Real neural networks contain inhibitory signals as well as excitatory ones. The same concept is applied in HTM regions as part of the lateral input that cells receive from their neighboring columns:

The columns with the strongest activation inhibit, or deactivate, the columns with weaker activation. (The inhibition occurs within a radius that can span from very local to the entire region.) The sparse representation of the input is encoded by which columns are active and which are inactive after inhibition. The inhibition function is defined to achieve a relatively constant percentage of columns to be active, even when the number of input bits that are active varies significantly.

Lateral input can inhibit as well as excite cells, and this is how HTM regions form predictions:

When input patterns change over time, different sets of columns and cells become active in sequence. When a cell becomes active, it forms connections to a subset of the cells nearby that were active immediately prior. These connections can be formed quickly or slowly depending on the learning rate required by the application.
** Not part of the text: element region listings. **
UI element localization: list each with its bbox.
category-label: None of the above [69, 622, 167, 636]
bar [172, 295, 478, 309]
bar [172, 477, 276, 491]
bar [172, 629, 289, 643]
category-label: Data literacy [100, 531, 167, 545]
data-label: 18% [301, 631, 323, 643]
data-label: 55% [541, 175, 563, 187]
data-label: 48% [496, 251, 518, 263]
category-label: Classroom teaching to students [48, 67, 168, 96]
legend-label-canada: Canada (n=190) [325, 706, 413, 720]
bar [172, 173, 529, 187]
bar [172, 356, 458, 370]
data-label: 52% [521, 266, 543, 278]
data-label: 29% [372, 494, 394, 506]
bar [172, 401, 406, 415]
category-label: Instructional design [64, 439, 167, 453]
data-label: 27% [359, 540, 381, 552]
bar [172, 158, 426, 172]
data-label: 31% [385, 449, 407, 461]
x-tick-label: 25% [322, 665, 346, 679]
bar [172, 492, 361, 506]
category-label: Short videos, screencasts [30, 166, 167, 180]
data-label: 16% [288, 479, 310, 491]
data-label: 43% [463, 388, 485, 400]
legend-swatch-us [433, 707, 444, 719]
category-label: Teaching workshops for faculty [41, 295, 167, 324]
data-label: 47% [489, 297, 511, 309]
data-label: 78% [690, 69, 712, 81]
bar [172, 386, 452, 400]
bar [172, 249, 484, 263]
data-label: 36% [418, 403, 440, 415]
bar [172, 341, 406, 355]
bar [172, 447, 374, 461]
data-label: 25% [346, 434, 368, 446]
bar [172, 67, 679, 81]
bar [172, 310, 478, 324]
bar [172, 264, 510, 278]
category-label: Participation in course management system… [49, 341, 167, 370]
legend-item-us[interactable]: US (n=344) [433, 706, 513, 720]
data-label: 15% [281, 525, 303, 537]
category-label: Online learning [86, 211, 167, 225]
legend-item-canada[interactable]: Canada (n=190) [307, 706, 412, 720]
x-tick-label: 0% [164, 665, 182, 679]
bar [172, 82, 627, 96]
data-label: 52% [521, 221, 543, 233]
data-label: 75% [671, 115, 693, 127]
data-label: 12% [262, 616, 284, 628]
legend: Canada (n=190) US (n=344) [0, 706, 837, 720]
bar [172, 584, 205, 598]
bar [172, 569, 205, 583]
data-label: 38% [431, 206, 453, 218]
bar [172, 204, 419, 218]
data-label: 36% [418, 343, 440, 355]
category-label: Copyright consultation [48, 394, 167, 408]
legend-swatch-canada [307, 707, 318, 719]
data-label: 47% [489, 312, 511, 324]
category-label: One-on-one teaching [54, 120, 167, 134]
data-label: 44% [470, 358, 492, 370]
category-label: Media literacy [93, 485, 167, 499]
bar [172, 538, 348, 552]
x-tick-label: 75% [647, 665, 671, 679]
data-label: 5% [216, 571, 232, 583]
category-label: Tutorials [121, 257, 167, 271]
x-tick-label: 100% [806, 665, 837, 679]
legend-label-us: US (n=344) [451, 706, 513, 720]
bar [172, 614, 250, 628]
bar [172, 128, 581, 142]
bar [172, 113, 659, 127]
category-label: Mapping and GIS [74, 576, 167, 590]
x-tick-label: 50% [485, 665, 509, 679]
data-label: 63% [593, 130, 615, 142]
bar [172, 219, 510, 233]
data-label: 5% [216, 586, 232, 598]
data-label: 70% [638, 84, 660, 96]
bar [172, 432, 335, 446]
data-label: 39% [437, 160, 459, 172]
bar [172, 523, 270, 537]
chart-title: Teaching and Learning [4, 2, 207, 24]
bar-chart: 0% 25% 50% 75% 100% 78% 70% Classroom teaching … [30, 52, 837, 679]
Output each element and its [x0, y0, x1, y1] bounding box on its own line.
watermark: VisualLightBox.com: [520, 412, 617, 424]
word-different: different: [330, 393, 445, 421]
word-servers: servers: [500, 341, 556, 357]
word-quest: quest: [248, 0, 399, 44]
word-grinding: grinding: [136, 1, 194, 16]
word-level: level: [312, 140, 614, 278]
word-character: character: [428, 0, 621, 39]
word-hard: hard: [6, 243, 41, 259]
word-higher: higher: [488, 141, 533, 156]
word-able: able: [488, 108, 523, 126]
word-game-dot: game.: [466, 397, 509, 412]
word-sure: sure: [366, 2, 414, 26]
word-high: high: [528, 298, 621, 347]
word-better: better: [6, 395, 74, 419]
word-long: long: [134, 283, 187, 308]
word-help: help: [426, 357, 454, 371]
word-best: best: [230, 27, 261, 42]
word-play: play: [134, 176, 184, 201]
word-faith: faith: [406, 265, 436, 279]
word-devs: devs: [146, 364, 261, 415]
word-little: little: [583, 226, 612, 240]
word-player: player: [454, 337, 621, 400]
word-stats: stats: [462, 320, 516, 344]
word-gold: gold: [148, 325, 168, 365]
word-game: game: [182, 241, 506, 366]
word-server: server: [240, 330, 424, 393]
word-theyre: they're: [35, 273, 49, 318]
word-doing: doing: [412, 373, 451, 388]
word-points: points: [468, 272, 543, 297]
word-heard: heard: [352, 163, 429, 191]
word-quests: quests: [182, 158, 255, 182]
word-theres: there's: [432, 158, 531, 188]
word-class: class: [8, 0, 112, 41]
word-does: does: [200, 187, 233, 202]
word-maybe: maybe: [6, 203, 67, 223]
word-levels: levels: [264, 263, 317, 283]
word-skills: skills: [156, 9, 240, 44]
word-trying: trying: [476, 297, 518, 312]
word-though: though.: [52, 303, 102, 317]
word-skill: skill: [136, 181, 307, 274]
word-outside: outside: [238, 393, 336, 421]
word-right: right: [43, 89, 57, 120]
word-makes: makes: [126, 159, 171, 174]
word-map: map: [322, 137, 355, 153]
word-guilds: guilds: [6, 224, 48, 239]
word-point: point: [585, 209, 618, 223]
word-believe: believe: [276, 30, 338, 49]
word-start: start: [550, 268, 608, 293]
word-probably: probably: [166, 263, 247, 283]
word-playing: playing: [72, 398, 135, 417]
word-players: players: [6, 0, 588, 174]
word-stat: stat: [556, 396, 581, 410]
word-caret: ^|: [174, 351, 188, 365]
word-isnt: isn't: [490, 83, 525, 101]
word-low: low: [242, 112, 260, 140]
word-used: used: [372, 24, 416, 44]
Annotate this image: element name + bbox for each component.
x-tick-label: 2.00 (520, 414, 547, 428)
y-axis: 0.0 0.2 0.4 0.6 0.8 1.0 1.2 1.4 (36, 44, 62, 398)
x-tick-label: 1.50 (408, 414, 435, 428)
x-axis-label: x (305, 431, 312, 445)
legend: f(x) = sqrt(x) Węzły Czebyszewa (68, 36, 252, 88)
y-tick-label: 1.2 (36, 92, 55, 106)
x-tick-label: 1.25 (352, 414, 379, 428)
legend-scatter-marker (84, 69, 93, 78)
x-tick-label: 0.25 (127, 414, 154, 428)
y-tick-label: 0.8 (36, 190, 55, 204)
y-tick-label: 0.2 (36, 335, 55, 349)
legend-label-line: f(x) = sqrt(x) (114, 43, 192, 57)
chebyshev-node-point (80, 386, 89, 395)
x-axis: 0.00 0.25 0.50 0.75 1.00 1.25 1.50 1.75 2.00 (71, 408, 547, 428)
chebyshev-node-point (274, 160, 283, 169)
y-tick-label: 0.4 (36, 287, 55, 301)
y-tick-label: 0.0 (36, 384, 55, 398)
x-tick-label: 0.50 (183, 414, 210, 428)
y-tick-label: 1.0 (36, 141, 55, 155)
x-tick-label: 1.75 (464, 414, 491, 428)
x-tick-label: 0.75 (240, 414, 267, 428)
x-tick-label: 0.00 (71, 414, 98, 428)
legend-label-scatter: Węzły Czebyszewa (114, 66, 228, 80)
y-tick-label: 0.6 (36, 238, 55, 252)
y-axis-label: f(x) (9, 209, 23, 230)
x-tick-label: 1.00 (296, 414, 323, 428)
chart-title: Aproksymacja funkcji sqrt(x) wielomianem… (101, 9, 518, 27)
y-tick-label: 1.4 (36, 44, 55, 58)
Later, all a cell needs to do is to look at these connections for coincident activity. If the connections become active, the cell can expect that it might become active shortly and enters a predictive state. Thus the feed-forward activation of a set of cells will lead to the predictive activation of other sets of cells that typically follow. Think of this as the moment when you recognize a song and start predicting the next notes.

The influence one cell has on another is moderated by the strength of the a virtual synapse between, which can have a decimal value between 0 and 1.

Tools to implement HTM : NuPIC

Numenta Platform for Intelligent Computing or NuPIC is an open source project based on HTM.It learns the time-based patterns in data , predicts future values and detects anomalies.You can very easily follow the instructions given on their website and start building your own application around NuPIC.

I hope you found this blog helpful.Cheers!